Usted está aquí: viernes 4 de noviembre de 2005 Opinión Lo real y lo imaginario en Cervantes

José Cueli

Lo real y lo imaginario en Cervantes

Miguel de Cervantes mezcló de tal manera lo imaginario con lo real que resulta harto difícil, e imposible a veces, separar un elemento de otro y reconstituir mediante sólidas pruebas los documentos humanos y los ''gestos'' de que se sirvió para plasmar sus espléndidas escenas.

Así, en la mente surgen la figura grotesca del señor Lesmer, el galeote de la comedia de Vélez Guevara; el célebre Escamilla de Luis, su coima Almendruca y otros oscuros galeotes conocidos por su modo de ser, reconocidos más vulgarmente por el público de esa época.

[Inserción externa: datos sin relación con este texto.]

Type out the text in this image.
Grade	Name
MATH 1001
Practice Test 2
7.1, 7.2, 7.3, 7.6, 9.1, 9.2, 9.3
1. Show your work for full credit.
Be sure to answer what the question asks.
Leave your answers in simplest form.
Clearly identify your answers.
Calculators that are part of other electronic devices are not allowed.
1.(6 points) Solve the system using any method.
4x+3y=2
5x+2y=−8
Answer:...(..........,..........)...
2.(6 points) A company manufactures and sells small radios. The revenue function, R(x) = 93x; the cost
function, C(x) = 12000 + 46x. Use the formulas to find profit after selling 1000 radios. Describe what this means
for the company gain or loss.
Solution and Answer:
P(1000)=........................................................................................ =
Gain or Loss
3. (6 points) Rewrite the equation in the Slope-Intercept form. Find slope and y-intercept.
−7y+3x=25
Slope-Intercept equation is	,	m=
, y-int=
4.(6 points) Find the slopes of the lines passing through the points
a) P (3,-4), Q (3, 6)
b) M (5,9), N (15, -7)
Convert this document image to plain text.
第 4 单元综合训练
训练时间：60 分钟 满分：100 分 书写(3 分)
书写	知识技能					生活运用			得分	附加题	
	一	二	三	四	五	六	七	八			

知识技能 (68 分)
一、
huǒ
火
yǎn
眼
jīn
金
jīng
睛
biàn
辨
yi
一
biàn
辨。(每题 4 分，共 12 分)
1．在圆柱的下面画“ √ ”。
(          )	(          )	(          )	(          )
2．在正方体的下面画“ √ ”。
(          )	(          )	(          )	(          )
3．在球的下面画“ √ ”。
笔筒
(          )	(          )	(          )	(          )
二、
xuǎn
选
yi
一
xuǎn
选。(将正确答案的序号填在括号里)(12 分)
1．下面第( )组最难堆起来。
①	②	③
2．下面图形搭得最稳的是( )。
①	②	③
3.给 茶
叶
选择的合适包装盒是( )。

Vélez, como Cervantes, vivió a finales del siglo XVI, y como él conoció a los tipos populares de su ''mundillo''. Entre ellos abundaban los valientes, como Escamilla y Campuzano; las amigas de los bravos, no menos ariscas y valentonas, como Almendruca y Catuja; los poetas liberalistas perseguidos por la justicia, como el tuerto Alonsillo, y los locos de todo género de los cuales Cervantes ha recordado más de un ejemplar: maniáticos como el señor Lesmes de la comedia de Vélez (arriba mencionada) y a personajes agudos como al famoso Amaro, quien en sus sermones mezclaba burlas y disparates con verdades, diciéndolas impunemente al que quisiera escucharlas, circunstancia que le hubiera costado cara si semejantes palabras las hubiese emitido como persona cuerda.

En 1597 y 1602, Cervantes estuvo preso en la cárcel Real de Sevilla por no rendir cuentas de sus comisiones a la Hacienda. No es inverosímil que allí se encontrara con el señor Lesmes y otro semejante que le sugiriera la idea de un Don Quijote, que por tanto fuese engendrado en una cárcel, donde toda incomodidad tiene su asiento y todo triste ruido se vuelve huracán.

Lo que acaso explicaría la frase que Cervantes escribió en el prólogo a la primera parte de su obra (...) ''Yo aunque parezco padre, soy padrastro de Don Quijote. Padrastro incomparable, pues de tal modo con su poderoso genio embelleció y adornó a su hijo de galas riquísimas y méritos singulares que, convertido en tipo sublime, logró hacerlo inmortal''.

Baste repasar la primera parte del tomo primero, cuando cortando bruscamente el relato de la batalla que el gallardo vizcaíno y el valiente manchego tuvieron, se emplea como remate del capítulo lo siguiente: ''en este punto y término dejó pendiente el autor de esta historia el llegar a esta batalla, disculpándose que no halló más escrito de estas hazañas de Don Quijote que las que deja referidas''.

Así se ve que al llegar al capítulo X, que lleva este epígrafe: ''De lo que más le avino a Don Quijote con el vizcaíno y el peligro en que se vio con una turba de yangueses''. No vuelve a hablarse del vizcaíno ni de los yangueses, y después de un sabroso coloquio con Sancho la acción de la novela pierde el ritmo; resalta el tono de la buena acogida de los cabreros y el acto de la pastora Marcela con que concluye la segunda parte.

Es hasta el capítulo XV que vuelven los yangueses desalmados (¿el resto de los reos de la cárcel sevillana?) reanudándose el hilo de las aventuras quijotecas. Mezcla de esa evocación de recuerdos y la memoria que se halla en el origen, cuyo origen es que no hay origen, y que Cervantes describe con talento fuera de lo común.

Pareciera entonces que el escritor, adelantado y visionario, milita en las lides de la deconstrucción y da fe, con su magistral relato del inconsciente freudiano, con su atemporalidad y su negación de lo inverosímil. Espacio insondable en su centro, espacio singular de la realidad síquica donde domina la fantasía inconsciente, espacio éste, según Freud, y así lo confirma Cervantes, donde lo que prevalece es un exceso de realidad que el yo intenta reprimir mediante la inhibición. Eso confirma, una vez más, la sentencia freudiana del delirio que hay en toda verdad y de la verdad existente en todo delirio.